Revenue rose 11% YoY to INR104.3b, with its core portfolio/Lloyd business increasing by ~12%/6%. EBITDA increased by 52.4% to INR15.7b as EBITDA margin rose 410bp YoY to 15% in FY21. Ad spends stood at 1.3% of sales v/s 3.4% of sales in FY20 as other expenses declined by 10% YoY. PBT grew to 54% YoY, while adjusted PAT was up 41% YoY to INR10.3b owing to a higher effective tax rate of 25.8% (FY20: 18.7%). b) Balance Sheet highlights: Net cash position stood at INR13.2b (v/s INR11b in FY20).

 

* Net debt/equity remained comfortable at -0.2x. c) Cash flow highlights:

Cash flow from operations fell 20% to INR6.6b owing to higher working capital requirements. Owing to moderate capex, FCF generation stood strong at INR5.4b (FY20: INR4.7b). d) Return ratios: On account of higher operating profit, RoE rose to ~20% from 17% in FY20. RoIC increased to 24% from 18.7% in FY20.

 

* Structural changes visible as brand Lloyd bounces back:

In FY20, Lloyd reported losses at the operating level owing to multiple challenges like: a) a sharp price erosion in TVs (~25% of FY19 revenue) due to fierce competition from Chinese players; b) loss of market share in ACs in 1HFY20 due to revamp of the distribution network from traditional channels to a Multi-Brand Retail format. A lockdown during the peak season also impacted AC sales towards FY21-end. However, Lloyd has turned around in FY21 (against our estimation of losses), aided by a revamped distribution network and an established manufacturing facility.
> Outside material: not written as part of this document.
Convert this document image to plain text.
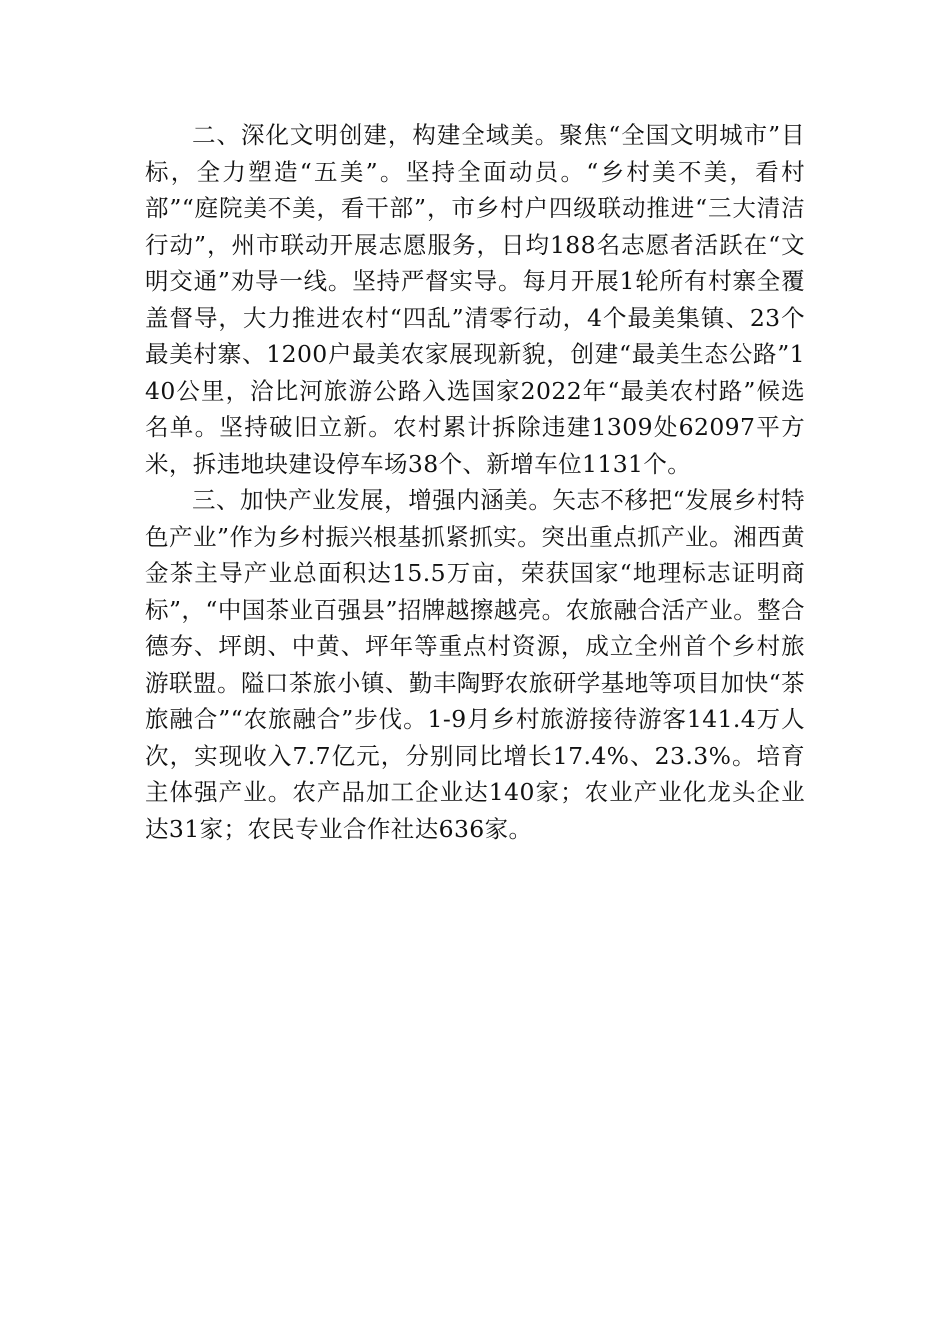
二、深化文明创建，构建全域美。聚焦“全国文明城市”目标，全力塑造“五美”。坚持全面动员。“乡村美不美，看村部”“庭院美不美，看干部”，市乡村户四级联动推进“三大清洁行动”，州市联动开展志愿服务，日均188名志愿者活跃在“文明交通”劝导一线。坚持严督实导。每月开展1轮所有村寨全覆盖督导，大力推进农村“四乱”清零行动，4个最美集镇、23个最美村寨、1200户最美农家展现新貌，创建“最美生态公路”140公里，洽比河旅游公路入选国家2022年“最美农村路”候选名单。坚持破旧立新。农村累计拆除违建1309处62097平方米，拆违地块建设停车场38个、新增车位1131个。

三、加快产业发展，增强内涵美。矢志不移把“发展乡村特色产业”作为乡村振兴根基抓紧抓实。突出重点抓产业。湘西黄金茶主导产业总面积达15.5万亩，荣获国家“地理标志证明商标”，“中国茶业百强县”招牌越擦越亮。农旅融合活产业。整合德夯、坪朗、中黄、坪年等重点村资源，成立全州首个乡村旅游联盟。隘口茶旅小镇、勤丰陶野农旅研学基地等项目加快“茶旅融合”“农旅融合”步伐。1-9月乡村旅游接待游客141.4万人次，实现收入7.7亿元，分别同比增长17.4%、23.3%。培育主体强产业。农产品加工企业达140家；农业产业化龙头企业达31家；农民专业合作社达636家。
The brand is well positioned to gain advantage from the ban on import of ACs with refrigerants. It has entered into the Refrigerator category and is setting up a facility for manufacturing Semi-Automatic Washing Machines inhouse. With this, it is now present across key Consumer Durables categories.

 

* PLI scheme and work from home (WFH) key structural changes:

HAVL is of the view that the PLI schemes announced across different sectors will lead to increase in capex intensity, while WFH has led to higher spending on housing products. Both these measures act as structural boosters for growth across all key categories of HAVL and Lloyd.

 

* Valuation and view:

HAVL rightly utilized all its cost levers (ad spends, employee costs, travel costs, etc.) in FY21, thereby resulting in an expansion in EBITDA margin to 15% (+410bps YoY) and EPS growth of over 40%. While near-term ad spends may remain low due to the second COVID wave, other levers (such as employee costs) may be difficult to utilize going forward. We expect margin to settle at 13% by FY24, closer to its margin trend, as ad spends return. Thus, our FY21-24E EPS CAGR stands at 12% (v/s revenue/EBITDA CAGR of 14%/9%). We maintain our Neutral rating, with a TP of INR1,030 (50x FY23E EPS).